As the world knows, Simone Biles withdrew from the Olympics this past week. She was the face of the competition, the most decorated American gymnast and deemed to be the Greatest of All Time. To paraphrase, Biles said that preparing for the Olympics, while honoring her commitments, both to sponsors and the press contributed to her withdrawal.
Pressure is part and parcel of competition, especially at the Olympics which are held every four, or in this case, five years. But most of us feel anxiety when required to stand and deliver (a presentation) in front of an audience, especially when everything is on the line. And as you advance, the stakes get higher and so does the pressure, which comes from without and within.
The real danger is when we absorb others’ expectations and allow a cacophony of voices to rage within. For anyone who has been singled out and put on a pedestal, these expectations can cause everything from distraction and elevated cortisol levels, to anxiety, distress and even injuries.
How to cope? Expect
the pressure. Nothing worthwhile is a cakewalk, and speakers, as well as athletes must develop their mental as well as physical muscle.

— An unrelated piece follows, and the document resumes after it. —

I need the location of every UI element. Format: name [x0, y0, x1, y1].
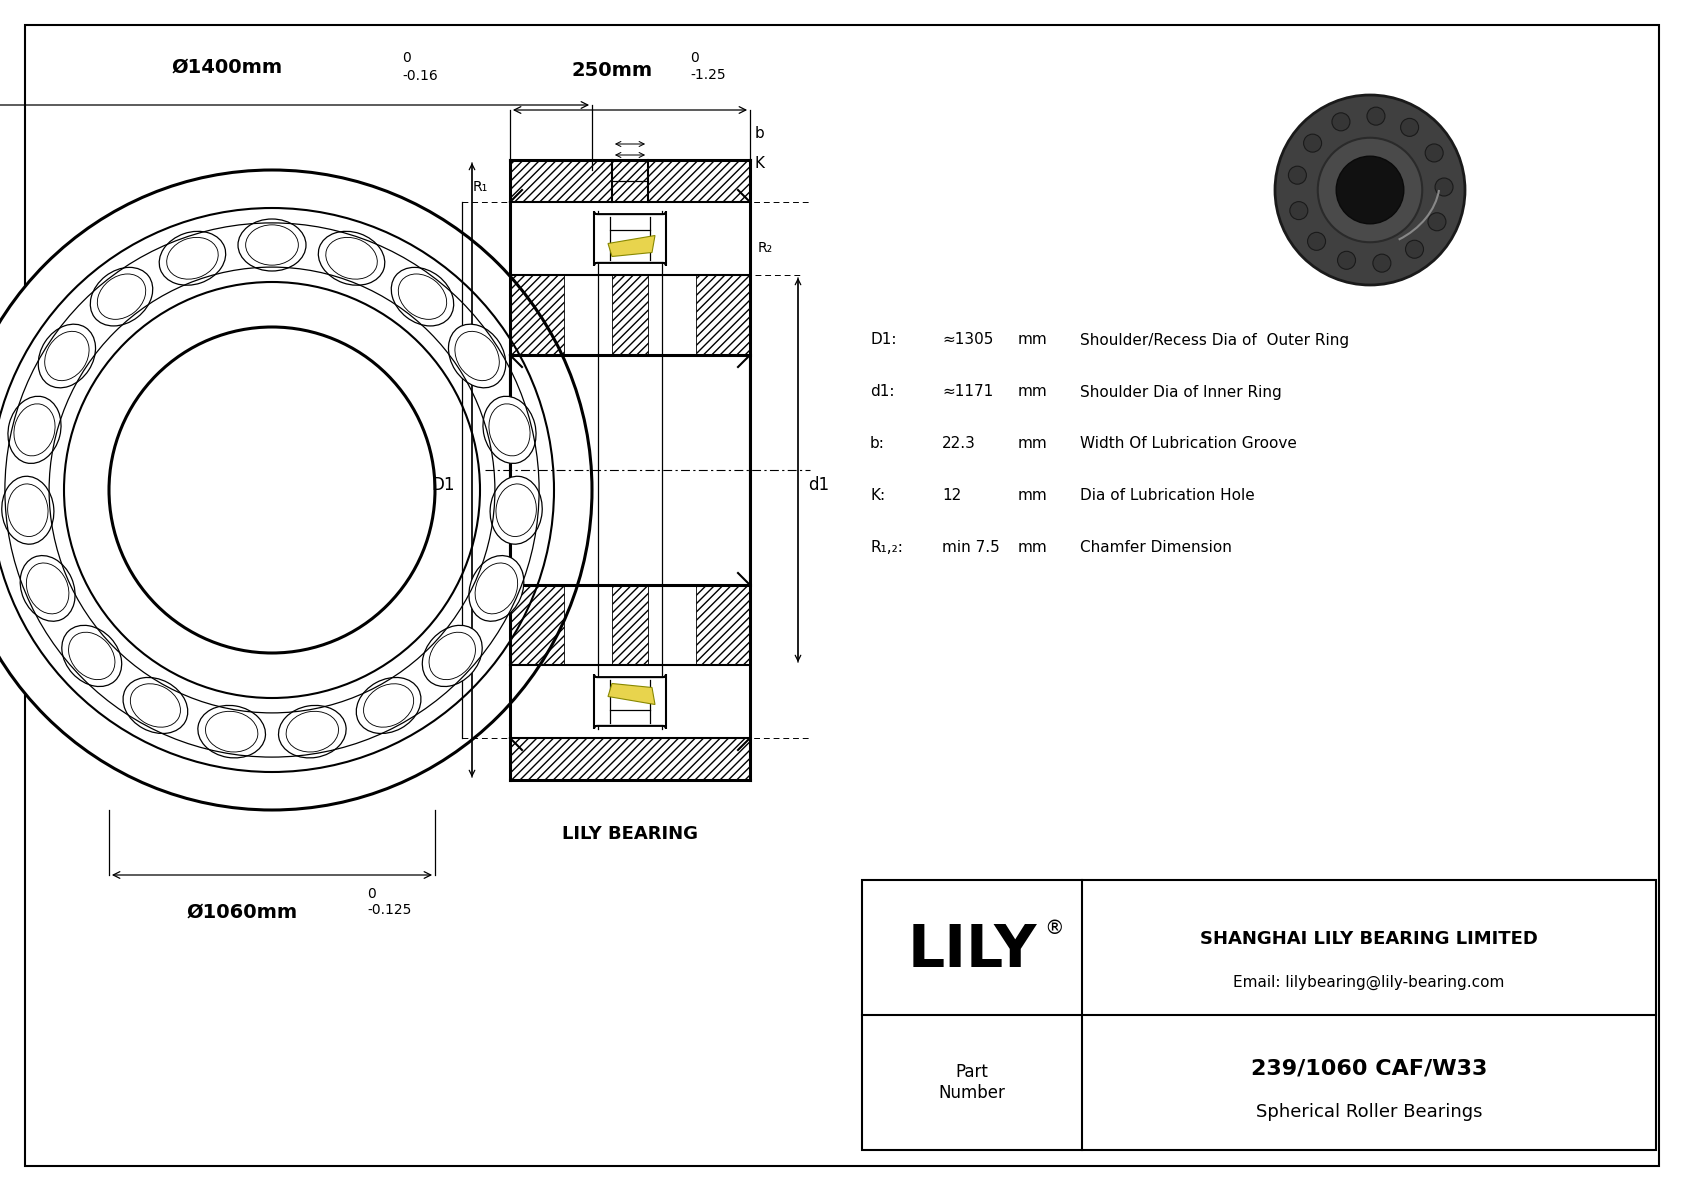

Then, don’t believe reviews or social media. When David was a professional theatre actor, he never read reviews—good or bad. To spectators and armchair critics, today you’re a hero, tomorrow a villain. Develop your own critical acumen, so you know
if you accomplished your goal.
Biles said that she felt like she was “doing it for other people” and she withdrew for herself. We applaud that, but withdrawing isn’t an option for those who don’t have her resources or career opportunities. Michael Phelps has been very open about the pressures and mental health issues he experienced. But he focused on his goals and expectations, which allowed him to filter out the noise and excel.